Australia’s great rugby league side can be beaten by England’s young lions

ENGLAND are just 80 minutes away from completing a remarkable turnaround which could see them installed as early favourites for the World Cup just 12 months after being also-rans.

On Saturday they face Australia in the final of rugby league’s Four Nations tournament at Elland Road in Leeds – the reward for defeating world champions New Zealand in a group match which was effectively a semi final at Huddersfield.

It was a victory that few would have thought them capable of a year ago, when the Kiwis twice beat England in the 2008 World Cup before going on to win the trophy.

England coach Tony Smith has set his sights on the next world cup in 2013 and has selected players who, although inexperienced now, have the potential to be the sport’s leading lights for the next decade.

It is more than 40 years since England beat the Aussies in a series and the chance to lay that burden down on Saturday is a huge incentive to the current England team. The question is, can they do it?

The Australian rugby league team, like the Brazilian football team, are one of those national sides that exude unflappable self belief and an almost aristocratic sense of entitlement.

Their record is quite simply stunning, and their capacity to produce generation after generation of extraordinary players is unrivalled.

But I think England can win – and two of the reasons why they can are called Sam Tomkins and Kyle Eastmond.

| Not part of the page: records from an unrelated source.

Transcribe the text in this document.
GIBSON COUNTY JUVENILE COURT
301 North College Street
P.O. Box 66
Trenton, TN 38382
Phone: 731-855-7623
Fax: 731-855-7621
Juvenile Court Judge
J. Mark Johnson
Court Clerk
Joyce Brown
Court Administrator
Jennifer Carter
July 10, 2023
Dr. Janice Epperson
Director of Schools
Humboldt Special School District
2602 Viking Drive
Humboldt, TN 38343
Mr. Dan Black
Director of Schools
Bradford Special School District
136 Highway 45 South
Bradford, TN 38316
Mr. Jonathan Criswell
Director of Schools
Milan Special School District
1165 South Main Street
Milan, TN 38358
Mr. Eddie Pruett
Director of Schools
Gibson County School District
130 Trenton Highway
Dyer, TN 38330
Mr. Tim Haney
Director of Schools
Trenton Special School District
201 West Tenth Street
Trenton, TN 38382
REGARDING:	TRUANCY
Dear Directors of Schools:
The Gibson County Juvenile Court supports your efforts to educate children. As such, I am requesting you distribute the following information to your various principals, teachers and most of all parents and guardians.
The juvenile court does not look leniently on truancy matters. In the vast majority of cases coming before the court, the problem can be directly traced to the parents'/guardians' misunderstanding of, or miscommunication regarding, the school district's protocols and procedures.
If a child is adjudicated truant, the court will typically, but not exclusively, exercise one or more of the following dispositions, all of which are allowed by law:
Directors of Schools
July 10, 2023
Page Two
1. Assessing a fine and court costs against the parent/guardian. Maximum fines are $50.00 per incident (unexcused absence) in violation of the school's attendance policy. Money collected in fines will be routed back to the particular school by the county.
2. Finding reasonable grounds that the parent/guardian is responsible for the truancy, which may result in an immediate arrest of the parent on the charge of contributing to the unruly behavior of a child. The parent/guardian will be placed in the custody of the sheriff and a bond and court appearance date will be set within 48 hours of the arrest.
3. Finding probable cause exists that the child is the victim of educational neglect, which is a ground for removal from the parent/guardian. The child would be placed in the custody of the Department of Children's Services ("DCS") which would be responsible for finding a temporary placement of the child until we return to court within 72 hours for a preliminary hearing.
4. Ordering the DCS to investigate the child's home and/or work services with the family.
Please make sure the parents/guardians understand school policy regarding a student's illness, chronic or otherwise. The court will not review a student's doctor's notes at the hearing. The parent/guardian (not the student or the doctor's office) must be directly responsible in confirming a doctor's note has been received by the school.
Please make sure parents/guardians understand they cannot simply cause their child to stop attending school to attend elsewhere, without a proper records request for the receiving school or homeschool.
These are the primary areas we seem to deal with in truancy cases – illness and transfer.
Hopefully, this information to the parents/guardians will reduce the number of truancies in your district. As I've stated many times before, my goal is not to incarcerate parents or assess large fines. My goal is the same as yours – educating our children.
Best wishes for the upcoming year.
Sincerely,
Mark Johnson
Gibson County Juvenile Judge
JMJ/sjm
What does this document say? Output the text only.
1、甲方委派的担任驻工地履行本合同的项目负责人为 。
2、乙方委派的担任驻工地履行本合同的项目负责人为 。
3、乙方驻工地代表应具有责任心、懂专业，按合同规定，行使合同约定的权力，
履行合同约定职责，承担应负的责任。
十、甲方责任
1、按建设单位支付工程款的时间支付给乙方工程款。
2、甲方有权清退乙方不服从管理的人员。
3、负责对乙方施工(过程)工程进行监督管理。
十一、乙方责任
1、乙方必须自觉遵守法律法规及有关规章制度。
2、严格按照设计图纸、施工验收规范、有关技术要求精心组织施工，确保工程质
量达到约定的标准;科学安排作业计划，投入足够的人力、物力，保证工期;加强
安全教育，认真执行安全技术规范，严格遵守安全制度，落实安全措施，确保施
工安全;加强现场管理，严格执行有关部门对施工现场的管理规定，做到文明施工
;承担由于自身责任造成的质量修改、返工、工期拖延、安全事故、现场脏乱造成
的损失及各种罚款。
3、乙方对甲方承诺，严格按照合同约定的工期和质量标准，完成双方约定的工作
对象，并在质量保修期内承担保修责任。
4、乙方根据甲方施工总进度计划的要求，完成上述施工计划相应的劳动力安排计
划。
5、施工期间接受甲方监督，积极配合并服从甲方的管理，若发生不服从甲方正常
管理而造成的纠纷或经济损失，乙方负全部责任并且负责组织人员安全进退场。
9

These two young men – both are just 20 years old – are already genuinely good players with the ability to become genuinely great players.

Jason Robinson, a pretty good judge, has already said that Kyle Eastmond has the ability to become a much better player than he was, and Sam Tomkins is already being spoken of by many seasoned observers as one of the most gifted kids to don a Wigan shirt since the glory days of the 1980s.

England’s impressive performance, led by the two young tyros, was in stark contrast to the inept display by England’s rugby union team.

The pre-match hype centred around the all-too-predictable return of Johnny Wilkinson at the age of 30 while England’s debutant was Duncan Bell, a 35-year-old prop, with what might best be described as an extensive waistline.

Even though the next rugby union World Cup, in 2011, comes around sooner than its league equivalent it shows a remarkable lack of ambition and foresight to not look at players who are far more likely to be in contention for a place on the plane to New Zealand. And yet another Twickenham defeat at the hands of the Wallabies highlighted a real problem for the sport.

Since it went openly-professional in 1995, English rugby union has failed to produce young players of real skill and ability.

Rugby league is still light years ahead in its ability to breed great players with the skills to entertain the public – and I’m looking forward to that talent shrugging off the weight of failures past this weekend.